Renee Guittar (Juliet) and Rush Benson (Romeo) in a promotional image for COLLIDE Theatrical’s ballet adaptation of Romeo & Juliet.
Staging what is often described as the greatest love story ever told on Valentine’s Day might sound hokey. COLLIDE Theatrical’s ballet setting of William Shakespeare’s Romeo & Juliet is anything but: a thrilling, virtuosic, and riveting walk through a star-crossed romance. Finely tuned and aptly fitted to the expanses of the Cowles Center, this is not only COLLIDE’s best shows in years – it’s one of the hottest entertainment tickets in town.
As with most of COLLIDE’s shows, the score for the ballet is a mashup of various contemporary popular songs, rendered with a pair of vocalists and a live band. COLLIDE’s Artistic Director Regina Peluso choreographed the dynamic show, which frequently fills the vertical as well as horizontal planes as dancers climb, pose, and cavort in a pair of mobile scaffolding platforms.
One of the most thrilling recurring elements in this show are the many dance battles, prominently lead by Mercutio (Joey Miller) and Tybalt (Chelsea Rose). Not only are the warring Montagues and Capulets given distinctive styles and inflections, but so have individual characters within that style. The ensuing stylized brawls are thrilling to watch, a feeling equally propelled by the live band with its arrangements of songs like the White Stripes’ “Seven Nation Army”.
As a contemporary dance company, COLLIDE draws on a host of styles for its various productions. A more surprising entrée in this number was the prominent use of tap with a contemporary twist, one of the styles associated in-show with the Montague family. Interspersed are snapshots of a mayor’s race with projected newspapers and the teenage characters snapping selfies, part of the near-present day setting that fits well into the overall character of the production.
Any Romeo & Juliet lives and dies by the living and dying of its leads. Here, COLLIDE does not disappoint, featuring Rush Benson as Romeo and Renee Guittar as Juliet.
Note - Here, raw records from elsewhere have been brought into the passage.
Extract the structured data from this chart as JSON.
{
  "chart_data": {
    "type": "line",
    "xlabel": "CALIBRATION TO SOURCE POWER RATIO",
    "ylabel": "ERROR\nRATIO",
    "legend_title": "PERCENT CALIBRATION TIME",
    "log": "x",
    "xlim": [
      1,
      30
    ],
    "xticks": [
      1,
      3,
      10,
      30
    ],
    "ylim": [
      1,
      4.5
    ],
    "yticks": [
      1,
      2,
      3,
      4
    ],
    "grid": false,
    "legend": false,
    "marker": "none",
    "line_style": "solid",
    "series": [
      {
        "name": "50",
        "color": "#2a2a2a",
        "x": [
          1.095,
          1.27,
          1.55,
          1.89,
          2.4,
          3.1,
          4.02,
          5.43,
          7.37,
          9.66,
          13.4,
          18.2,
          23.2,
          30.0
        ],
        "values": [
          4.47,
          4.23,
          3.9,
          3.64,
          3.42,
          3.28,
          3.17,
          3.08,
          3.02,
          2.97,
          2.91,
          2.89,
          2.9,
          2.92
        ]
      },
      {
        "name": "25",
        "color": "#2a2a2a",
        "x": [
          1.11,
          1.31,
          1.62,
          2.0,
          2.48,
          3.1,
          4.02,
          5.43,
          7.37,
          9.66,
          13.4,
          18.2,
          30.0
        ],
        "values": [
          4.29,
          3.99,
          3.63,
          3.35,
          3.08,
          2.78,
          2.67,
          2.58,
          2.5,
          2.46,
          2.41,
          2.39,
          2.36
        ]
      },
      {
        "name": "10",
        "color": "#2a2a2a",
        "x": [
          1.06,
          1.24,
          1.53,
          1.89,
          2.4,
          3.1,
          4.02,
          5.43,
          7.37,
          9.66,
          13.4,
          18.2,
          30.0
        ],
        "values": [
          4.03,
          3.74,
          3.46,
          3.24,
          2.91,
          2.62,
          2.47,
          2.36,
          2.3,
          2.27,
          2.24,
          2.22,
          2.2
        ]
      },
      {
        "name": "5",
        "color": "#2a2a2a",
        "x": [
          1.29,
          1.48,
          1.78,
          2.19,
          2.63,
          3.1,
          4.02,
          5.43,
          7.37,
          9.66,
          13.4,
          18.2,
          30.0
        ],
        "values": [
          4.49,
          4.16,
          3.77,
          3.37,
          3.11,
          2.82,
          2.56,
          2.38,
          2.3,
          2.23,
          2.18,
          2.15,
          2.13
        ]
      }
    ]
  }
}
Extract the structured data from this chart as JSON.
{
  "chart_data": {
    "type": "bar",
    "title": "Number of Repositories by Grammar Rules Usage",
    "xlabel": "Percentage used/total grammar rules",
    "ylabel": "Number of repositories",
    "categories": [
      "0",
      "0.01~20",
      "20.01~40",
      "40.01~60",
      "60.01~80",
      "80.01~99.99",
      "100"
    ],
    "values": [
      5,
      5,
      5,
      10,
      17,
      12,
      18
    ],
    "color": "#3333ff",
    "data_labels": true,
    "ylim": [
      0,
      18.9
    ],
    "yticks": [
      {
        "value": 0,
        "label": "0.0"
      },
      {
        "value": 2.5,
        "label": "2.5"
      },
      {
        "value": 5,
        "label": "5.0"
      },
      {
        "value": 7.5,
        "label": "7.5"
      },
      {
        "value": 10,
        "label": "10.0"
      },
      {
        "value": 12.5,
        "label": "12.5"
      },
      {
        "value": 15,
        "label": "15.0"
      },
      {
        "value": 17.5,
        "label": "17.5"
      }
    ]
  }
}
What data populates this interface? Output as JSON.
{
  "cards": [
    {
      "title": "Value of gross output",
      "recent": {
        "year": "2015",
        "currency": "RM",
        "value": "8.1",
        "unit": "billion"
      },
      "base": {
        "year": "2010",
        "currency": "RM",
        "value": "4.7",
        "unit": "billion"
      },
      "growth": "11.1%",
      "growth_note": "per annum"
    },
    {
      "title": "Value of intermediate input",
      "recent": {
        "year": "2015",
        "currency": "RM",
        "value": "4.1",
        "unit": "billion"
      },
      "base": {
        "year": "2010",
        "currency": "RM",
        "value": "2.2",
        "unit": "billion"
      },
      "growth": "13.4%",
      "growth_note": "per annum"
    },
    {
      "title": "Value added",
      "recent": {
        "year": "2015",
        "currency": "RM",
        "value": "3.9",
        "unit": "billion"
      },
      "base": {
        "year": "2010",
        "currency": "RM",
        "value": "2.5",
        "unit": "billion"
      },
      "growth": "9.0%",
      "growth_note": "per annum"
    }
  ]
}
Peluso’s direction begins the show with a more disenchanted and disengaged Romeo, the better for his Montague friends Benvolio (Elly Stahlke) and Mercutio (Miller) to slowly lure him out of. Their shared numbers, set to “Uprising”, and “We Found Love”, are show highlights.
As Juliet, Renee Guittar is first introduced in the dynamic and original opening number, which makes great use of projections (Joshua Wallace did the graphic design). Her featured introduction, however, comes in an alluring solo number set to “Wake Me Up”. This spotlight moment is an engrossing, virtuosically delivered, and beautiful study of character. The moment when Benson/Romeo and Guittar/Juliet meet onstage, set to “Wonderwall”, is simply magical. Their final moments, set to “With or Without You”, are heart-tugging, beautiful, and tragic at once.
Romeo & Juliet runs through February 23 at the Cowles Center in Minneapolis, MN.